While most of us were still hung up on grunge, the republics of the former Yugoslavia spent the early 90s hung up on seceding into their own countries and mass-murdering people over infinitesimal ethnic differences. And the mid 90s. And the late 90s. To commemorate 12 years without a major attempted genocide, we decided to rent a Yugo and take a road trip through the Balkans to see what's going on and try to wrap our thinkers around what was up with all that ethnic cleansin'.
Dio 1.
Our first stop: A nostalgic amusement park in northern Serbia that recreates Marshall Tito's Socialist Federal Republic of Yugoslavia with startling accuracy and grimness.
Dio 2.
Turbofolk is tacky, high-octane techno with melodies based loosely on traditional Balkan folk music. Which would make it the same as popular music in pretty much any country in Europe if it wasn't also paid for by the Serbian and Croatian mafias (sometimes the Montenegrin) and served as the soundtrack to some of the most heinous war crimes since the Holocaust. It's a bit of a trippy scene. The Madonna of Turbofolk, Ceca Ražnatovi?, is currently under house arrest for embezzlement and hiding a cache of assault rifles in her basement. So we caught up with her protege, Goga Sekulic, a heavily-bronzed tower of woman best known for her hits "Ga?ice [Panties]" and "Seksi Businessman [Sexy Businessman]" and went out for some Tuesday-night turboclubbing in Belgrade.
Dio 3.
As documented in numerous morning-radio parodies of the Beach Boys' "Kokomo," the 1999 War in Kosovo was a grisly, nebulous affair in which the disputed region's Serbian and Albanian populations accused one another of rape, ethnic cleansing, and other sordid atrocities. Thanks to a blow job, the United States decided to get involved, and following an intensive bombing campaign by NATO fighter jets, the situation in Kosovo is now... still fucked. Both the Serbs and the Albanians claim the region belongs to them, neither side is budging, and people still regularly get their ass kicked for being from the wrong group in the wrong part of town. The most Seussian example of this protracted butter battle is a 20-yard bridge in the city of Mitrovica that links the Serbian and Albanian quarters and is guarded every night by a group of roughnecks on both sides to make sure no one crosses--despite the fact that there are no less than four other bridges across the same stretch of river that nobody gives a shit about.
Dio 4.
Gypsies draw the short end of the stick wherever they live in Europe, and in Kosovo that stick is already kind of short and shitty to begin with. In the late 90s, while the Serbs and Albanians were bitching to the international community about how ethnically cleansed they were being from the region, BOTH sides were trying to drive the local Gypsy population out of town. Usually through such time-honored pressure tactics as burning down their houses and murdering the older members of their families. As the war flared and the anti-Gypsy atrocities escalated, the UN stepped in and took the only acceptable course of action: Build a refugee shelter for the Gypsies on an old dumping ground for industrial waste, then leave them there until all their children have lead poisoning.

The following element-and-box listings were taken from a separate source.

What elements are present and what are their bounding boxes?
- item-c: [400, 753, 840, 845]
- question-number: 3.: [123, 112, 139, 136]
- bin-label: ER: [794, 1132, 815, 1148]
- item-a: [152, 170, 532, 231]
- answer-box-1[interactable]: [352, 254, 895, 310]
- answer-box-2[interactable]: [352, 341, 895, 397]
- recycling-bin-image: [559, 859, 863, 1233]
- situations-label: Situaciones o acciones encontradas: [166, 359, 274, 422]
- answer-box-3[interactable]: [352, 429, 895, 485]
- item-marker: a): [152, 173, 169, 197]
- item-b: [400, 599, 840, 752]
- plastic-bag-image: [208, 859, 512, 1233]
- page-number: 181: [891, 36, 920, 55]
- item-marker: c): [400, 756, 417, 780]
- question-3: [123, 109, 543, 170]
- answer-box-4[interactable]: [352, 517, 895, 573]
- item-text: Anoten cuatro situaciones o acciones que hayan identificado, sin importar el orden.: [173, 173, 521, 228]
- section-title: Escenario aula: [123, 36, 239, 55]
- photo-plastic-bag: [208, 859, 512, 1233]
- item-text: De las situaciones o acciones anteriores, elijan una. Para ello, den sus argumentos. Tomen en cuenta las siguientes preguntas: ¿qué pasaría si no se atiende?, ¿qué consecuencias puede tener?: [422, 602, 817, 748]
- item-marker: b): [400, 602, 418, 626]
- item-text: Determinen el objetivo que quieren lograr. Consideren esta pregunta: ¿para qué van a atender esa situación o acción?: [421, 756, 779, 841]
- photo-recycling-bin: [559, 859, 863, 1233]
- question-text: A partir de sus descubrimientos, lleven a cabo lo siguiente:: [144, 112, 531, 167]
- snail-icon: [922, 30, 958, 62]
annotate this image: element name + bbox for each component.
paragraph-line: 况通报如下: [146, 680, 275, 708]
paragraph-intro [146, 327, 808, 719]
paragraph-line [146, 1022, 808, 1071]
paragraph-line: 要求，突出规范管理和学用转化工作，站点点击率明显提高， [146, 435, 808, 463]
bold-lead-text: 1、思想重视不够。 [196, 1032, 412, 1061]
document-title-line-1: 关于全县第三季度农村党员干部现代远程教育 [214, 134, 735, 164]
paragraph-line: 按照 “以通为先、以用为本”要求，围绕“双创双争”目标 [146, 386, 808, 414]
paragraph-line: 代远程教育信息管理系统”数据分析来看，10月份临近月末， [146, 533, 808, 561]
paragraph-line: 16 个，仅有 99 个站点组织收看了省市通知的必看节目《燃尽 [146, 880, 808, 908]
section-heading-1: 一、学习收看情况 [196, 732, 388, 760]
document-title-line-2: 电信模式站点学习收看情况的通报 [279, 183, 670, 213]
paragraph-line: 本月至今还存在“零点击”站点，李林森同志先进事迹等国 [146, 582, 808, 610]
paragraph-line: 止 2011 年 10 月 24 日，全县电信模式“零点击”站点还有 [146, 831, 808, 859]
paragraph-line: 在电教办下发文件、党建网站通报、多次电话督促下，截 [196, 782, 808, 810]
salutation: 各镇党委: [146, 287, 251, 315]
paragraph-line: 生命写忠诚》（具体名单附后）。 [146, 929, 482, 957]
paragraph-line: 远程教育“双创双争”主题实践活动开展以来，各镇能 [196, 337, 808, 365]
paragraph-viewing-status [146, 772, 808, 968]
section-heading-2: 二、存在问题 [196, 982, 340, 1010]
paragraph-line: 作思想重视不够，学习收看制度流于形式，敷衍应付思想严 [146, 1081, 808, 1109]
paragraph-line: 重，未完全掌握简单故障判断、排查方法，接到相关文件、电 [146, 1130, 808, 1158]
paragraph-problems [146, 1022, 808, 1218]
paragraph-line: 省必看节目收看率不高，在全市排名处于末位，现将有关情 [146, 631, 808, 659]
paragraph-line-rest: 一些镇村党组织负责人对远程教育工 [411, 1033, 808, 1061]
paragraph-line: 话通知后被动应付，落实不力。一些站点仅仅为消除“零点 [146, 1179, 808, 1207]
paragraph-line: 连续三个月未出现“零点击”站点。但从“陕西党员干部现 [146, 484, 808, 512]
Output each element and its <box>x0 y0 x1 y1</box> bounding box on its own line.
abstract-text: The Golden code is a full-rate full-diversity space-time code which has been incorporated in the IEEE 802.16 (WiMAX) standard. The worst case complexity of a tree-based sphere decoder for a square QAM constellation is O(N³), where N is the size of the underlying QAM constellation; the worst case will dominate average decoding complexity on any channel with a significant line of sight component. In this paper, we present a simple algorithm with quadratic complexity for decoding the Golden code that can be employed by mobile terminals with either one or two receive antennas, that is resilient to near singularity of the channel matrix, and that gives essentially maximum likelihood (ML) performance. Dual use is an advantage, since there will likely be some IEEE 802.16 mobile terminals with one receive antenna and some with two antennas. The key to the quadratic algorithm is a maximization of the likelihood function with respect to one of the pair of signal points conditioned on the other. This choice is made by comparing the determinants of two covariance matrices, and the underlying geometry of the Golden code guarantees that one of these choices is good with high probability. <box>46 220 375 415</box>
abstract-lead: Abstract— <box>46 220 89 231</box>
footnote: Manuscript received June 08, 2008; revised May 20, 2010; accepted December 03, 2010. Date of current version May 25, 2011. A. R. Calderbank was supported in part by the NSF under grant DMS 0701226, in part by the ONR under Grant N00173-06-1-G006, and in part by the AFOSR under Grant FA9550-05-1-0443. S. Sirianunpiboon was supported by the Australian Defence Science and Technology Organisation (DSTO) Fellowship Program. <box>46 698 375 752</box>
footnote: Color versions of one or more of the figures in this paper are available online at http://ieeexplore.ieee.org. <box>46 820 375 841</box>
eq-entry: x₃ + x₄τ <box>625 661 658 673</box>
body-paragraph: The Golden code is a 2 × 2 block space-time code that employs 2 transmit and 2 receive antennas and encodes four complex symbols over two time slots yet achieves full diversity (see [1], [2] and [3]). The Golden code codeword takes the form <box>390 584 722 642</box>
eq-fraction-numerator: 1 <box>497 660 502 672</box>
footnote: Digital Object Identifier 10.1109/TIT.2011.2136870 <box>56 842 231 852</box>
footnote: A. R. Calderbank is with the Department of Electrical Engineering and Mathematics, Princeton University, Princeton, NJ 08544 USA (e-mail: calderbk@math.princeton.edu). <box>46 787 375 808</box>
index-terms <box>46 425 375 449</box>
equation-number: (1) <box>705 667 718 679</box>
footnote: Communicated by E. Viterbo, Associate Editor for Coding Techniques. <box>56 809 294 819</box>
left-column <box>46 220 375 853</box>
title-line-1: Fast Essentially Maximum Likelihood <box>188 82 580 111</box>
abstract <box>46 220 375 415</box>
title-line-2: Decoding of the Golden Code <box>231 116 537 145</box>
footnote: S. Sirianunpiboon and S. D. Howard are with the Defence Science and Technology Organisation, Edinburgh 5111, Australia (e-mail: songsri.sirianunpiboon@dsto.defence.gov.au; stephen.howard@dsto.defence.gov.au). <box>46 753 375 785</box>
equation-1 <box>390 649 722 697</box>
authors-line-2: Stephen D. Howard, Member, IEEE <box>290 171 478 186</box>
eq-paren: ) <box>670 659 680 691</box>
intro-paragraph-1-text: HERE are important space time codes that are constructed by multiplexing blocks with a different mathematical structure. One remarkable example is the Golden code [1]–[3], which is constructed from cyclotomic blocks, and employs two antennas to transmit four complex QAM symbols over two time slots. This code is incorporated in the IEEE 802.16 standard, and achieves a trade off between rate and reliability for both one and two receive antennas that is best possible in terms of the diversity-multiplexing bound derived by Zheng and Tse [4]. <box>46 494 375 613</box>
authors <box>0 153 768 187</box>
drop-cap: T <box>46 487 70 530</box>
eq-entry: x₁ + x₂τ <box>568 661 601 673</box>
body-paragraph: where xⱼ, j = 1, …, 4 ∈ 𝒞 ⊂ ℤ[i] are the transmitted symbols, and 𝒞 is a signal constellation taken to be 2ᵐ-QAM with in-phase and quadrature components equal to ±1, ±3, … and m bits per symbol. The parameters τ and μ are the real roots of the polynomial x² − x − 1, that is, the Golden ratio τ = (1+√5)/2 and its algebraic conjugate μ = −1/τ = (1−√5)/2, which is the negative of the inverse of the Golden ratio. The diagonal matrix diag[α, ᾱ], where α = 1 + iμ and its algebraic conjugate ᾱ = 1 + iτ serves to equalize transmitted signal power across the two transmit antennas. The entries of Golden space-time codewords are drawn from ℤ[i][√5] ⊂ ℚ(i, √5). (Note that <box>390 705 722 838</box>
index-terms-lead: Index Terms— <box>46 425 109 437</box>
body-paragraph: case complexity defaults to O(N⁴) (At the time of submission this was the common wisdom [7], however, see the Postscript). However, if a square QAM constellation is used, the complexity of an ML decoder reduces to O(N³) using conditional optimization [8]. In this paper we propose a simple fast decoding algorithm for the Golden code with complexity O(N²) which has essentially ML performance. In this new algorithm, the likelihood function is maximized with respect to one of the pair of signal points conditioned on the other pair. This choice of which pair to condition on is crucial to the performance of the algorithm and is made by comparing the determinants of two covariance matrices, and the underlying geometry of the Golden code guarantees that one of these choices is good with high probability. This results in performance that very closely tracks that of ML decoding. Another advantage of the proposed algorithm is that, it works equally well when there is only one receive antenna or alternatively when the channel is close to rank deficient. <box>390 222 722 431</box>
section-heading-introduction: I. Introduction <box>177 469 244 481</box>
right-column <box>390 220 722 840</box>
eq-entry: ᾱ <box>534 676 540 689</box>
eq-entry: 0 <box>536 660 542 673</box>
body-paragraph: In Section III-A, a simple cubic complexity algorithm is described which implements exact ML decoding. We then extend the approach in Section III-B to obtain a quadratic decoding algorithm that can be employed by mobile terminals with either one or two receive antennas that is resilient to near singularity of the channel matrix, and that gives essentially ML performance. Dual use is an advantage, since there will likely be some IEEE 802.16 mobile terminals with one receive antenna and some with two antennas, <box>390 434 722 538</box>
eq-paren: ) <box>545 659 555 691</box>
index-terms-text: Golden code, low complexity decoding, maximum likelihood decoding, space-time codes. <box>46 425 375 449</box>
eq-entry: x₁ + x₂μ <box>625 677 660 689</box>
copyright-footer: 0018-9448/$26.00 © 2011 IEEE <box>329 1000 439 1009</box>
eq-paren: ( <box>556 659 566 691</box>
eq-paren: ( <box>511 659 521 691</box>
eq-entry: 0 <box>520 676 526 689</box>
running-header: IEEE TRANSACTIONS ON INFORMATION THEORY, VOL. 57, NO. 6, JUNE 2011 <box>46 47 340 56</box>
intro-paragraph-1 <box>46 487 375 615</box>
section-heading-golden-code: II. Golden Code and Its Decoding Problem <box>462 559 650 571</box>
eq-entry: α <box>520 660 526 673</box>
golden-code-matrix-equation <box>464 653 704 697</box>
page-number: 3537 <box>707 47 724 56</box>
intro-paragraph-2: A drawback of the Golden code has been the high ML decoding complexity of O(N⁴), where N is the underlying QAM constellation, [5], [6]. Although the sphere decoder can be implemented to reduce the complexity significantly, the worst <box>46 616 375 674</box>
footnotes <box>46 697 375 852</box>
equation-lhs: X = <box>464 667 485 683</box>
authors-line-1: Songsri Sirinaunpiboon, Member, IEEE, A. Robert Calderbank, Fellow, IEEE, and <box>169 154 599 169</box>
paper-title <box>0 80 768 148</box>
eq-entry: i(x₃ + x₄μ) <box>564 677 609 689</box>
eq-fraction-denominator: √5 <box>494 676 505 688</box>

In this stop on our trip we met with Paul Polansky, an American activist for gypsy rights who was brought to Kosovo by the UN to oversee their refugee camps, but who turned against them when he realized their negligence was basically doing the Serbs' and Albanians' job for them. Their genocide job, we mean.
Dio 5.
Bosnia is the only Islamic country in Europe. So far... Before the war in the 90s, most Bosniaks practiced a very moderate, beardless form of Islam--they were basically Muslims the same way most English people are Christians or Jedis. These Friday Muslims still make up the majority in cities like Sarajevo and Tuzla, but three years of hellish onslaught by Serb and Croatian forces in the 90s managed to galvanize Muslim identity in the countryside and open the door for national Islamic revival which the charities and governments of the Arab world, specifically Saudi Arabia, were more than happy to throw money at. North of Sarajevo is a village, rumored to be funded by Saudi money, where the residents adhere to the Wahhabi branch of Islam: full beards on the guys, full niqab on the women. They're like the Amish of Bosnia. Except with more advanced weaponry.